I am unsure of whether it's the correct definition. Anyone can verify that?

 

[tiny-tim]

Welcome to PF!

Hi IdanH14! Welcome to PF!

(have a delta: δ and an epsilon: ε and an infinity: ∞ )

lim_\below{(x \rightarrow \infty)} f(x) = \infty if for every M>0 there exists N>0 so that for every x>M, f(x)>N.

Yes , except it's the other way round …

no matter how large N is, we can find an M above which f(x) > N.

(you get the same result if you use 1/f, 1/δ, and 1/ε)

 

[IdanH14]

Thanks! :)
Let me summarize it to see if I got it. It should be
For every N>0 there exists M>0, so that for every x>M, f(x)>N
Right?

 

[tiny-tim]

Thanks! :)
Let me summarize it to see if I got it. It should be
For every N>0 there exists M>0, so that for every x>M, f(x)>N
Right?

Right!

 

[IdanH14]

I like you usage of icons. I think I'll adopt it. ;)

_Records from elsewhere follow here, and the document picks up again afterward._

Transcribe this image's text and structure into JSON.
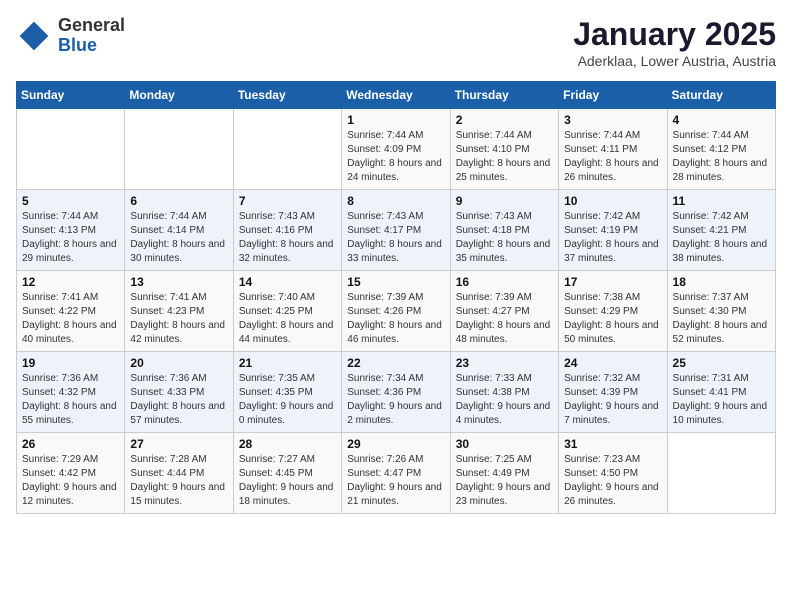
{
  "header": {
    "logo_general": "General",
    "logo_blue": "Blue",
    "month_title": "January 2025",
    "location": "Aderklaa, Lower Austria, Austria"
  },
  "weekdays": [
    "Sunday",
    "Monday",
    "Tuesday",
    "Wednesday",
    "Thursday",
    "Friday",
    "Saturday"
  ],
  "weeks": [
    [
      {
        "day": "",
        "info": ""
      },
      {
        "day": "",
        "info": ""
      },
      {
        "day": "",
        "info": ""
      },
      {
        "day": "1",
        "info": "Sunrise: 7:44 AM\nSunset: 4:09 PM\nDaylight: 8 hours and 24 minutes."
      },
      {
        "day": "2",
        "info": "Sunrise: 7:44 AM\nSunset: 4:10 PM\nDaylight: 8 hours and 25 minutes."
      },
      {
        "day": "3",
        "info": "Sunrise: 7:44 AM\nSunset: 4:11 PM\nDaylight: 8 hours and 26 minutes."
      },
      {
        "day": "4",
        "info": "Sunrise: 7:44 AM\nSunset: 4:12 PM\nDaylight: 8 hours and 28 minutes."
      }
    ],
    [
      {
        "day": "5",
        "info": "Sunrise: 7:44 AM\nSunset: 4:13 PM\nDaylight: 8 hours and 29 minutes."
      },
      {
        "day": "6",
        "info": "Sunrise: 7:44 AM\nSunset: 4:14 PM\nDaylight: 8 hours and 30 minutes."
      },
      {
        "day": "7",
        "info": "Sunrise: 7:43 AM\nSunset: 4:16 PM\nDaylight: 8 hours and 32 minutes."
      },
      {
        "day": "8",
        "info": "Sunrise: 7:43 AM\nSunset: 4:17 PM\nDaylight: 8 hours and 33 minutes."
      },
      {
        "day": "9",
        "info": "Sunrise: 7:43 AM\nSunset: 4:18 PM\nDaylight: 8 hours and 35 minutes."
      },
      {
        "day": "10",
        "info": "Sunrise: 7:42 AM\nSunset: 4:19 PM\nDaylight: 8 hours and 37 minutes."
      },
      {
        "day": "11",
        "info": "Sunrise: 7:42 AM\nSunset: 4:21 PM\nDaylight: 8 hours and 38 minutes."
      }
    ],
    [
      {
        "day": "12",
        "info": "Sunrise: 7:41 AM\nSunset: 4:22 PM\nDaylight: 8 hours and 40 minutes."
      },
      {
        "day": "13",
        "info": "Sunrise: 7:41 AM\nSunset: 4:23 PM\nDaylight: 8 hours and 42 minutes."
      },
      {
        "day": "14",
        "info": "Sunrise: 7:40 AM\nSunset: 4:25 PM\nDaylight: 8 hours and 44 minutes."
      },
      {
        "day": "15",
        "info": "Sunrise: 7:39 AM\nSunset: 4:26 PM\nDaylight: 8 hours and 46 minutes."
      },
      {
        "day": "16",
        "info": "Sunrise: 7:39 AM\nSunset: 4:27 PM\nDaylight: 8 hours and 48 minutes."
      },
      {
        "day": "17",
        "info": "Sunrise: 7:38 AM\nSunset: 4:29 PM\nDaylight: 8 hours and 50 minutes."
      },
      {
        "day": "18",
        "info": "Sunrise: 7:37 AM\nSunset: 4:30 PM\nDaylight: 8 hours and 52 minutes."
      }
    ],
    [
      {
        "day": "19",
        "info": "Sunrise: 7:36 AM\nSunset: 4:32 PM\nDaylight: 8 hours and 55 minutes."
      },
      {
        "day": "20",
        "info": "Sunrise: 7:36 AM\nSunset: 4:33 PM\nDaylight: 8 hours and 57 minutes."
      },
      {
        "day": "21",
        "info": "Sunrise: 7:35 AM\nSunset: 4:35 PM\nDaylight: 9 hours and 0 minutes."
      },
      {
        "day": "22",
        "info": "Sunrise: 7:34 AM\nSunset: 4:36 PM\nDaylight: 9 hours and 2 minutes."
      },
      {
        "day": "23",
        "info": "Sunrise: 7:33 AM\nSunset: 4:38 PM\nDaylight: 9 hours and 4 minutes."
      },
      {
        "day": "24",
        "info": "Sunrise: 7:32 AM\nSunset: 4:39 PM\nDaylight: 9 hours and 7 minutes."
      },
      {
        "day": "25",
        "info": "Sunrise: 7:31 AM\nSunset: 4:41 PM\nDaylight: 9 hours and 10 minutes."
      }
    ],
    [
      {
        "day": "26",
        "info": "Sunrise: 7:29 AM\nSunset: 4:42 PM\nDaylight: 9 hours and 12 minutes."
      },
      {
        "day": "27",
        "info": "Sunrise: 7:28 AM\nSunset: 4:44 PM\nDaylight: 9 hours and 15 minutes."
      },
      {
        "day": "28",
        "info": "Sunrise: 7:27 AM\nSunset: 4:45 PM\nDaylight: 9 hours and 18 minutes."
      },
      {
        "day": "29",
        "info": "Sunrise: 7:26 AM\nSunset: 4:47 PM\nDaylight: 9 hours and 21 minutes."
      },
      {
        "day": "30",
        "info": "Sunrise: 7:25 AM\nSunset: 4:49 PM\nDaylight: 9 hours and 23 minutes."
      },
      {
        "day": "31",
        "info": "Sunrise: 7:23 AM\nSunset: 4:50 PM\nDaylight: 9 hours and 26 minutes."
      },
      {
        "day": "",
        "info": ""
      }
    ]
  ]
}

Now, I'm trying to solve an exercise in my math book with this principle. Despite the fact I already learned infinite limits arithmetics, I'm required to prove that lim_\below{x\rightarrow \infty}) x cos\frac{1}{x} = \infty in this cumbersome way. So I think I have a solution, but again, my insecurities creep in.

So I noticed that the bigger x gets, the closer cos\frac{1}{x} gets to 1. If I'll choose M=N then, unless they N=\infty I'll get something that's smaller than N, because X is multiplied by something which is close to 1, but doesn't equal 1. But if M=2N then problem eliminated. Almost.

Why almost? Because if \frac{1}{x}>1 then cos\frac{1}{x} is potentially getting farther from 1. So, what I was thinking was to say M=max(1,2N) and then problem solved.

I hope I'm clear enough. Is this a valid proof? Did I find for every N>0 an M>0 that meet the requirements?

Thanks :)

 

[tiny-tim]

… So I noticed that the bigger x gets, the closer cos\frac{1}{x} gets to 1.

That's correct.

I can work out why you're then using M = 2N (because of course M = N doesn't quite work), but you haven't actually specified why M = 2N does work.

(for example, does it work for any N?)